The pandemic continued to drive consumers to PayPal and Venmo. Paypal added a record 72.7 million active accounts in 2020, with the addition of 16 million accounts in the fourth quarter. Venmo, PayPal’s peer-to-peer (P2P) service, processed $47 billion in payments, up 60% from a year earlier. Similarly, payment volumes and values at U.S. interbank retail P2P payment service Zelle increased 58% (to 1.2 billion transactions) and 62% ($307 billion sent) and 457 new financial institutions joined its network in 2020, bringing the total number to nearly 7,000. Also, according to Zelle research, more than 85% of consumers either use or plan to use P2P services.
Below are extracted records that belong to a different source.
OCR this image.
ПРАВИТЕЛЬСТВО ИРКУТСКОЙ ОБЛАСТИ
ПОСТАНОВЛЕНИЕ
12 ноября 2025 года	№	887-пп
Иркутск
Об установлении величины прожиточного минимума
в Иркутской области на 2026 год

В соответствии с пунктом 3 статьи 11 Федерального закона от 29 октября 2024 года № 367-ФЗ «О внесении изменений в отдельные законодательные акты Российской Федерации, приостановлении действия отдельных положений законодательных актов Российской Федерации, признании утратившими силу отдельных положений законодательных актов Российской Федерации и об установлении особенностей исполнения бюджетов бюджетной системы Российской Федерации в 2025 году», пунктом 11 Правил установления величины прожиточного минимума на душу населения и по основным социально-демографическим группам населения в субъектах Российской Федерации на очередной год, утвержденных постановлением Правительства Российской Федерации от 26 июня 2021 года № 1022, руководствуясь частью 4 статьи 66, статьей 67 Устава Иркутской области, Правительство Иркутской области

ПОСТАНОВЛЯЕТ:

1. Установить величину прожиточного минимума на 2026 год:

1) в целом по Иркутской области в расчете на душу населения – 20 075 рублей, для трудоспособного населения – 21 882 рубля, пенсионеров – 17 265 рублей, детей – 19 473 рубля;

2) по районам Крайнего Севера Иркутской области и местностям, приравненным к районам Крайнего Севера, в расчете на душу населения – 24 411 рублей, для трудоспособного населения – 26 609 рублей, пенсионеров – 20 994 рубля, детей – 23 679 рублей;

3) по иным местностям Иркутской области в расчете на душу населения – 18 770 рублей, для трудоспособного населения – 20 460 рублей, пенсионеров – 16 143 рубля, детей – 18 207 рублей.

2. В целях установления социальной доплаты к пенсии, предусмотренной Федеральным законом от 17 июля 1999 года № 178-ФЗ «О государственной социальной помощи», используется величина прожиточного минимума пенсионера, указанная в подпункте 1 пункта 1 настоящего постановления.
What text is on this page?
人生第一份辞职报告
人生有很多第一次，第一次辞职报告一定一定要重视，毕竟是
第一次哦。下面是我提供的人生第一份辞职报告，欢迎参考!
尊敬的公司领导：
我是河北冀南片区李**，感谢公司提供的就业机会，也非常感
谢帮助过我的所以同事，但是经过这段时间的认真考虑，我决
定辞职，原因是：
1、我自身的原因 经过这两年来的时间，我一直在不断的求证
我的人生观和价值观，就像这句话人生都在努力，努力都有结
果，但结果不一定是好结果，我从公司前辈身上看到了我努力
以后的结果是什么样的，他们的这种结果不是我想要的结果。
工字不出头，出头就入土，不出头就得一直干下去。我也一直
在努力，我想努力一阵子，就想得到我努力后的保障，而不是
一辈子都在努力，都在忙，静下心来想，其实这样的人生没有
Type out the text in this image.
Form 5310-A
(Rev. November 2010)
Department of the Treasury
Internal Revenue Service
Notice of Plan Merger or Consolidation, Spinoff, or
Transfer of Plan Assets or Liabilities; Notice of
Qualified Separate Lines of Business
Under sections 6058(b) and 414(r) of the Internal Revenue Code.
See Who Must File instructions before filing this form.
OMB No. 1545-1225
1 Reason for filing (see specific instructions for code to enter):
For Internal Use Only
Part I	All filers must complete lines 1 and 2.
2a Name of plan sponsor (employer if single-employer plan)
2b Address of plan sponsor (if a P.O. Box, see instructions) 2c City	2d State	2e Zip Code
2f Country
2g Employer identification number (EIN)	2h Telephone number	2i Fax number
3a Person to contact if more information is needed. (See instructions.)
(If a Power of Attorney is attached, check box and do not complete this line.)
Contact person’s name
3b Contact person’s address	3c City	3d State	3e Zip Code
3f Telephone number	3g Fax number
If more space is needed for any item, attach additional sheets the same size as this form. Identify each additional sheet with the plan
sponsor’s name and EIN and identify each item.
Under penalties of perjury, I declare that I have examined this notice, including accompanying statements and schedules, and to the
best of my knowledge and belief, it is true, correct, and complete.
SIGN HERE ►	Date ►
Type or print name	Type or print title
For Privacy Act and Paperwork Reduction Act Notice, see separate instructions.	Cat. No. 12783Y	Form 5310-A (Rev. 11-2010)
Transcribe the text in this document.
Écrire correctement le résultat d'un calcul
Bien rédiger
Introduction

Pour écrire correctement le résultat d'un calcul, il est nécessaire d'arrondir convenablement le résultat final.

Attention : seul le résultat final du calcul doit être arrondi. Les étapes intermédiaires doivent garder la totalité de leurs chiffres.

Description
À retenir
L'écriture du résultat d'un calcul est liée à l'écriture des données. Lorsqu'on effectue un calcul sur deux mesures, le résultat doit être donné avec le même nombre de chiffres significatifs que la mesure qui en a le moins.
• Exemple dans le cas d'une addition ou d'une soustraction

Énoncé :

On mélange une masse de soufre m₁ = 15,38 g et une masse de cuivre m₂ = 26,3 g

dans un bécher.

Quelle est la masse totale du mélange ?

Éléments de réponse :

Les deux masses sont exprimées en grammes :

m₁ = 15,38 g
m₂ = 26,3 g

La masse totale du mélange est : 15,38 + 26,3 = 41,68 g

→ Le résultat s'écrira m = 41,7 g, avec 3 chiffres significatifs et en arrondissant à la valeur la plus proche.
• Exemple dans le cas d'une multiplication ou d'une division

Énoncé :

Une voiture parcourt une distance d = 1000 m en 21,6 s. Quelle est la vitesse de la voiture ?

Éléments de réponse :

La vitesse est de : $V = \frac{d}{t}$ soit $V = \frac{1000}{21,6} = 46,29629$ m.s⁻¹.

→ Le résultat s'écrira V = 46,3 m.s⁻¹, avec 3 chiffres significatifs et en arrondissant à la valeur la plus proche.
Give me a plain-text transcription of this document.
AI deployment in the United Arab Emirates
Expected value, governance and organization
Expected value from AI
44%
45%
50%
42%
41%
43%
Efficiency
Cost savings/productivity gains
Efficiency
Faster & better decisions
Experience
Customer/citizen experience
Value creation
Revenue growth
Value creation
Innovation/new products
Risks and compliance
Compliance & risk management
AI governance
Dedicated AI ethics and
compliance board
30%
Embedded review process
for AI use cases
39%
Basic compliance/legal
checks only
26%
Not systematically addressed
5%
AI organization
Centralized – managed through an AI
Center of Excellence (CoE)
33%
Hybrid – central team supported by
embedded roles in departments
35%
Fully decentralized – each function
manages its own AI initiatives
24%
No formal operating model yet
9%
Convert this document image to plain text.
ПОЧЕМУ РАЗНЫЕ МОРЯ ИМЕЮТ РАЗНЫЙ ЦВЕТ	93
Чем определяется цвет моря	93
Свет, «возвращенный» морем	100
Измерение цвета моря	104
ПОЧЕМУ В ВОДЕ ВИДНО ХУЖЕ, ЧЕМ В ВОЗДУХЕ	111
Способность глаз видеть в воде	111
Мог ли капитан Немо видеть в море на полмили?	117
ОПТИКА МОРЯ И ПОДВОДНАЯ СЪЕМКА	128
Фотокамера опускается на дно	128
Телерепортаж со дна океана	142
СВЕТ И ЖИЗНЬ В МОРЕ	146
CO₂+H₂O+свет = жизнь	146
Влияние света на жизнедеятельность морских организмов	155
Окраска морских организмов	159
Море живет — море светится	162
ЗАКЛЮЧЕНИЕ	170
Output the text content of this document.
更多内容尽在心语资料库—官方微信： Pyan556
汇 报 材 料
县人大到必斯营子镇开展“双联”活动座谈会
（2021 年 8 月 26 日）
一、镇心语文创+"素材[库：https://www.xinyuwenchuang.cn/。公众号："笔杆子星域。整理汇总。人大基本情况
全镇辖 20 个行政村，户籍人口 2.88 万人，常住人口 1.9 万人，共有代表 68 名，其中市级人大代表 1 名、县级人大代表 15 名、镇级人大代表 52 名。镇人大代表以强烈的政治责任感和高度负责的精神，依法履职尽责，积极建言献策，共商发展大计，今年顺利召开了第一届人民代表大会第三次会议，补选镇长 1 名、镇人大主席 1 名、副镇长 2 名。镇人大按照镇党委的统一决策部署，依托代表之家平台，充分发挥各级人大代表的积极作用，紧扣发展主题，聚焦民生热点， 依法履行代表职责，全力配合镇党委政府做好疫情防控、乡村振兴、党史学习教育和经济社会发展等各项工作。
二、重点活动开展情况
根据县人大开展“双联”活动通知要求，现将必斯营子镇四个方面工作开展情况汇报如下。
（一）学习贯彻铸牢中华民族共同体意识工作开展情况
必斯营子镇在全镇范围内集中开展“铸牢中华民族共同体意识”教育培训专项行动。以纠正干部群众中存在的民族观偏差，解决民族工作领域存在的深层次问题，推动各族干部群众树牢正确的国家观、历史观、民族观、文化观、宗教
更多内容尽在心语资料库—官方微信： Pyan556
Miscellaneous commentary and research (see also Table 4 in the PDF version)
A U.S. Fed paper identified high-level environmental preconditions that support a U.S. retail CBDC, aimed at sparking further inquiry. These preconditions were broadly grouped into five areas: clear policy objectives, broad stakeholder support, strong legal framework, robust technology, and market readiness. Within each area, detailed elements were discussed. It recognized that these areas and elements were not exhaustive because many systems, tools, processes, and structures will need to be in place for a CBDC. In addition, many of these elements are interconnected.
A Minneapolis Fed article found that “the benefits of a central bank digital currency (CBDC) in the United States are not immediately obvious. Largely due to the legal and regulatory framework supporting the payments infrastructure, an end user’s buying power and ability to trust in the integrity of a transaction are the same for banknotes and bank account balances. Because the banking sector facilitates the exchange of funds between parties, the absence of central bank-issued digital money for general purposes is not currently an issue for most Americans.” Also, this VoxEU article asked tough questions about the need for CBDC, and the high risk that a CBDC introduction could be a gigantic flop.
[1] DMM users were depositing DAI, USDC, USDT, or ETH to the DMM smart contract in exchange for DMM mTokens that offered over 6% interest rates on the real-world car loans that backed them. DMM runs off a custom-built Chainlink oracle. The SEC subpoena requested information about the mTokens, the DMG governance tokens, and other details surrounding DMM’s operations and governance.